Solar panels lined up outside in front of the greenhouse at Oswego High School.
Credit: Sara Jarquin, 42Fifty

Earlier this school year, Oswego High School installed five ground-level solar panels in the greenhouse area for use by the science department. They are currently up and running in order to provide OHS students with science and analysis data for this school year’s science course curriculums, and will go on to be used as learning tools for future OHS students.

Throughout the fall and spring seasons of the last school year, OHS science teacher Zachary Horn, Assistant Principal William Nunamaker and science department chair Daniel Olandese were in the process of applying for solar panel grants. 

The Illinois Clean Energy Community Foundation and the Solar Star Foundation provided Oswego High School with grants to install solar panels at the school’s greenhouse. The solar panels were $75,000, but the grants covered a large majority of the costs, so the school only had to pay a few hundred dollars. 

The idea for the installation of solar panels came from Zachary Horn. The idea behind the installations, essentially, was that the solar panels could be utilized as educational tools for the students at OHS. 

“I filled out a bunch of, basically, questions and paperwork online about how we’re going to use the solar panels, how students are going to benefit, kind of where would we put the solar panels, and basically covered over 90% of the costs,” Horn said.

Nunamaker was also involved with the approval of the solar panel grant. He further explained how the solar panels would benefit science students.

“Mr. Horn wanted to use them for his class,” Nunamaker said. “We believe that it would be really helpful to our curriculum and economics for students to kind of see how that energy may help to influence what we’re able to do.”

One of the main purposes for installing the solar panels is so that students can analyze them and relate it back to the content of their science courses’s content. Classes such as Honors and Regular Earth and Space, Meteorology, and AP and Regular Environmental Science are among the classes that would most utilize the panels for data and analysis in the years to come.

“We have mini solar panels in the classrooms, and so students have done some experiments with those by putting different color film on it or blocking half of one to see how much that reduces power,” Olandese said. “The idea would be that if a student conducts an experiment in a classroom on a mini solar panel, they could then try to predict what would happen on the outside real solar panels and conduct the same experiments with them.” 

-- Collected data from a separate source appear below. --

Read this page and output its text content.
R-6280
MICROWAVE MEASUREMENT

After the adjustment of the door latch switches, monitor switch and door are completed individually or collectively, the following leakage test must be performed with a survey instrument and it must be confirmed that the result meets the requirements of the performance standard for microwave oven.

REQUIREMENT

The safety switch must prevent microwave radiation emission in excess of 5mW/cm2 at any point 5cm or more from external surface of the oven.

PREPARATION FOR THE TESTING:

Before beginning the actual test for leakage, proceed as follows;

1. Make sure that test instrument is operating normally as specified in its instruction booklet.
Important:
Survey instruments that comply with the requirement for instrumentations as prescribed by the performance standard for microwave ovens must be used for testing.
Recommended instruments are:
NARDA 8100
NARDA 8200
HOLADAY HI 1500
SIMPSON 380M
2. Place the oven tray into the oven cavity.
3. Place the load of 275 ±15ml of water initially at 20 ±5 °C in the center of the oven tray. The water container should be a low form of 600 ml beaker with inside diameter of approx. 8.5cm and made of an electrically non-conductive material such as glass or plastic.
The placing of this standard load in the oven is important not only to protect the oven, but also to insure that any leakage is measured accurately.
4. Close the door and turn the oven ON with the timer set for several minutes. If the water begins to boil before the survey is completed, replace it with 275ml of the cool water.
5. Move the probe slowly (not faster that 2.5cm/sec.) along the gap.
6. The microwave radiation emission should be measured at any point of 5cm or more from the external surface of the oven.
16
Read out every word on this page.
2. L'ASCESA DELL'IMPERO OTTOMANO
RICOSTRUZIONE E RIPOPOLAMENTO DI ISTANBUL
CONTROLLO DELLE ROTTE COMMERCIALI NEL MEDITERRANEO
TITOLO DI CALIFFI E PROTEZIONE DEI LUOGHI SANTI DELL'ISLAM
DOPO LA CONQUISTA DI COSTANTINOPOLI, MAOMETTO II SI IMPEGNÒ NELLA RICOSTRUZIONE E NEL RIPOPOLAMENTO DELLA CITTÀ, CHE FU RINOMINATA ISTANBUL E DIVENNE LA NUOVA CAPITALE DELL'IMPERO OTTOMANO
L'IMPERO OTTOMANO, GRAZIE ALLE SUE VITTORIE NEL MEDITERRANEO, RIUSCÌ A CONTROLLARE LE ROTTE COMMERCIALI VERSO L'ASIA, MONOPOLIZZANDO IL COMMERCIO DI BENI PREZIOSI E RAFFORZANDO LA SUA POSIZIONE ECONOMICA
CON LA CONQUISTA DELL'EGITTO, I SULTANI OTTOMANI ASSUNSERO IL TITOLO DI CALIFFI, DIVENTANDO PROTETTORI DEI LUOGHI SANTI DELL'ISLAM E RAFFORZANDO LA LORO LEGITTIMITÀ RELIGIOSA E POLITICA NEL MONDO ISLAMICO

Additionally, Olandese suggested that the solar panels could further be used by engineering and electricity-related courses at OHS to analyze how they work.

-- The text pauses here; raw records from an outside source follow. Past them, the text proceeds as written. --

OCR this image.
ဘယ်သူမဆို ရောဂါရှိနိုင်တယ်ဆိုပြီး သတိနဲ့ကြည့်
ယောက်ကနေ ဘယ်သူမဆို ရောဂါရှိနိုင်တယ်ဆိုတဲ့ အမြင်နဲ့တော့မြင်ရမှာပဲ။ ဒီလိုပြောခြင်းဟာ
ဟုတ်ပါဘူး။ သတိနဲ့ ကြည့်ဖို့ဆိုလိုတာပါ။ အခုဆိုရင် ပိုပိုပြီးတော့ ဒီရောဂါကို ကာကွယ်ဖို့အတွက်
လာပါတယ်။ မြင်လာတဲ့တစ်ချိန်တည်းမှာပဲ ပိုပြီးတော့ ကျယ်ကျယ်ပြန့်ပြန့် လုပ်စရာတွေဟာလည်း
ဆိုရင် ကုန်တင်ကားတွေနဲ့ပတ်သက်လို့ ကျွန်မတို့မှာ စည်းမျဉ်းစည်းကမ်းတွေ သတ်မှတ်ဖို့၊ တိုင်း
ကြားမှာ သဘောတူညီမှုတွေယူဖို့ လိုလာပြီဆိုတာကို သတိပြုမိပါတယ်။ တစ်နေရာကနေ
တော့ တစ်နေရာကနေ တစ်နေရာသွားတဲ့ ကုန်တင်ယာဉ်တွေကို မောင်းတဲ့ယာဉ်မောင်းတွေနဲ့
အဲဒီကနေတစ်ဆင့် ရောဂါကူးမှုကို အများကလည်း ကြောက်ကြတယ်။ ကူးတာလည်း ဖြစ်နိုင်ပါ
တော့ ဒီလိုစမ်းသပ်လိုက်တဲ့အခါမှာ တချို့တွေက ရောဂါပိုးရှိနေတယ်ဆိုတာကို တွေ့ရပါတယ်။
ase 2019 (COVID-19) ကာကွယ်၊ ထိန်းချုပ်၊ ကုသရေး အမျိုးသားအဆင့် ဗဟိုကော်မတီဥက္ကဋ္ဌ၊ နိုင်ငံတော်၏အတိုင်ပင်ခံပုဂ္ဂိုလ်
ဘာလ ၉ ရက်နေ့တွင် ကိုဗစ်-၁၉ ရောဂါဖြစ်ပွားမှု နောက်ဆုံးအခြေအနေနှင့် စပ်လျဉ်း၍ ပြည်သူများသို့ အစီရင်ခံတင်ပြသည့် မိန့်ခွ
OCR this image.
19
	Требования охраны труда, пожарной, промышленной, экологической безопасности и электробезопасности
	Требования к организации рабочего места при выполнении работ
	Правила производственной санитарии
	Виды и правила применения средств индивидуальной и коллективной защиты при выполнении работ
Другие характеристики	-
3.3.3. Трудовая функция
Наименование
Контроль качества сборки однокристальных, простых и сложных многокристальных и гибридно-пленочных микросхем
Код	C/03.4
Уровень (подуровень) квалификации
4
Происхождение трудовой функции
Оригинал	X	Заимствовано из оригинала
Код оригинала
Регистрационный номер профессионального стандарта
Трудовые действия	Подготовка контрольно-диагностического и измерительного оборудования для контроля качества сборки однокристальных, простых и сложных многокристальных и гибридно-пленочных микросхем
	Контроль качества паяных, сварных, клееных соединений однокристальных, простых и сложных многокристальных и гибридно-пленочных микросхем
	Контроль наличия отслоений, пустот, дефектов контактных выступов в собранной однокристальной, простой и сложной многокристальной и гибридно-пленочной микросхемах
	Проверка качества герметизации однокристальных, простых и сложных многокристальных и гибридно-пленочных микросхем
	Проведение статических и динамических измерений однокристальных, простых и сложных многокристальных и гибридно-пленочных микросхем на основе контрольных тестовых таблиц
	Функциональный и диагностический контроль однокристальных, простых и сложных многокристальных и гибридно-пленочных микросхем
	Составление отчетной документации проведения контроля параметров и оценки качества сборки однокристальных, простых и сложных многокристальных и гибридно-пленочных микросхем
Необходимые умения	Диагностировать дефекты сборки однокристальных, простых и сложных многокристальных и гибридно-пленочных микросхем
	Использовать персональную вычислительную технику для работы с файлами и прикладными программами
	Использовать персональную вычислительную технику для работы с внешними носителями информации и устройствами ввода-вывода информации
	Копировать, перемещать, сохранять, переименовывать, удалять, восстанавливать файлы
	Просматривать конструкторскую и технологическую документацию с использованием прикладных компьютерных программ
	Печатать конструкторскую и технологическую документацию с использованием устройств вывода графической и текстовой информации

For students and teachers alike, climate change has been a big concern in recent years, which is also a contributing reason for the installation of the solar panels. 

“From an environmental standpoint, there are no carbon emissions , so it helps solve climate change,” Horn said. “The other benefit, economically, is once they’re installed, it’s free energy basically. The sun doesn’t charge.”

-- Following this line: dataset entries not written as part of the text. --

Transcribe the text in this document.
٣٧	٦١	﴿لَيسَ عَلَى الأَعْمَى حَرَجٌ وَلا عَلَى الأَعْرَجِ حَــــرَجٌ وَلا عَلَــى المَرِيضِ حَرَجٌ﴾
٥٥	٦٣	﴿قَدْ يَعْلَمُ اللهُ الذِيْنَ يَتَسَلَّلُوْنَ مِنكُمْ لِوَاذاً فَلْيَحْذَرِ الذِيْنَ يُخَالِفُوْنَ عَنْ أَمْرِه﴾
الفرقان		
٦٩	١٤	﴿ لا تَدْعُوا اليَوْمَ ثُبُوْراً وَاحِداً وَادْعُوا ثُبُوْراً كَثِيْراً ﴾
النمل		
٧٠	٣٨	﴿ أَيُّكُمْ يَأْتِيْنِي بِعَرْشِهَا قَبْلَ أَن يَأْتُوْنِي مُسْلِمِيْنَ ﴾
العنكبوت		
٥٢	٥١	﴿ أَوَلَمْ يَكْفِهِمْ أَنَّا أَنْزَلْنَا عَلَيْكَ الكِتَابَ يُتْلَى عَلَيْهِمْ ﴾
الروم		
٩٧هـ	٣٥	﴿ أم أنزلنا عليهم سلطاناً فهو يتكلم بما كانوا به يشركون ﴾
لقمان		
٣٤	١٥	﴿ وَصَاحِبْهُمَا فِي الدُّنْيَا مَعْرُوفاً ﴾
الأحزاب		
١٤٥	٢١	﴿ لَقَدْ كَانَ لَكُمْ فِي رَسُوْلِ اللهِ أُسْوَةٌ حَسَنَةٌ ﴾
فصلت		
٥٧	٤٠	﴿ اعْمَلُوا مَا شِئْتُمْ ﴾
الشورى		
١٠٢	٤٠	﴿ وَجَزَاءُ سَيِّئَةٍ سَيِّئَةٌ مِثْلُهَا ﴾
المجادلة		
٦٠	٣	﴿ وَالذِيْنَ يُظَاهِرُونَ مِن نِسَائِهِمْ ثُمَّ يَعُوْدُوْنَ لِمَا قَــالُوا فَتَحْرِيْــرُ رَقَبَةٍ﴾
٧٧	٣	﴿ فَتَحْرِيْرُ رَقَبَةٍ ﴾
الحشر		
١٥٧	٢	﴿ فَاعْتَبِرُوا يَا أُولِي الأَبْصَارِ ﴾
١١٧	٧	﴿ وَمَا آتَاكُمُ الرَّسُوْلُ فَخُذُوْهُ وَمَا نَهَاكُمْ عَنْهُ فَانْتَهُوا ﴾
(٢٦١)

The solar panels are currently at work and can be seen right in front of the school’s greenhouse. However, there were things to consider and alter before installing the panels. 

“There were some details we had to put into place like they had to be visible so people could see them” Nunamaker said. “But for us, it worked out because we put them over by our greenhouse, so we could help use the energy for the greenhouse.”

Additionally, the fencing around the panels was financially covered by the school itself due to some concerns Nunamaker had. 

“We had initially wanted to put them on the roof of the building, but we worked with our district to get a structural analysis and they weren’t super comfortable with them being on the roof,” Nunamaker said. “So we put them right in front, and then put a fence around them.”

The solar panels are under warranty for several years and are monitored online by the company that installed them to make sure they are working at all times. The website includes details of the system, the amount of energy produced, as well as a visual graph to represent the energy. This data is useful for students to utilize and learn from in science courses at OHS.

For now, only the greenhouse area is powered by solar panels. Whether the district decides to install more solar panels in the future, Horn is not certain, but it’s definitely a possibility for the future.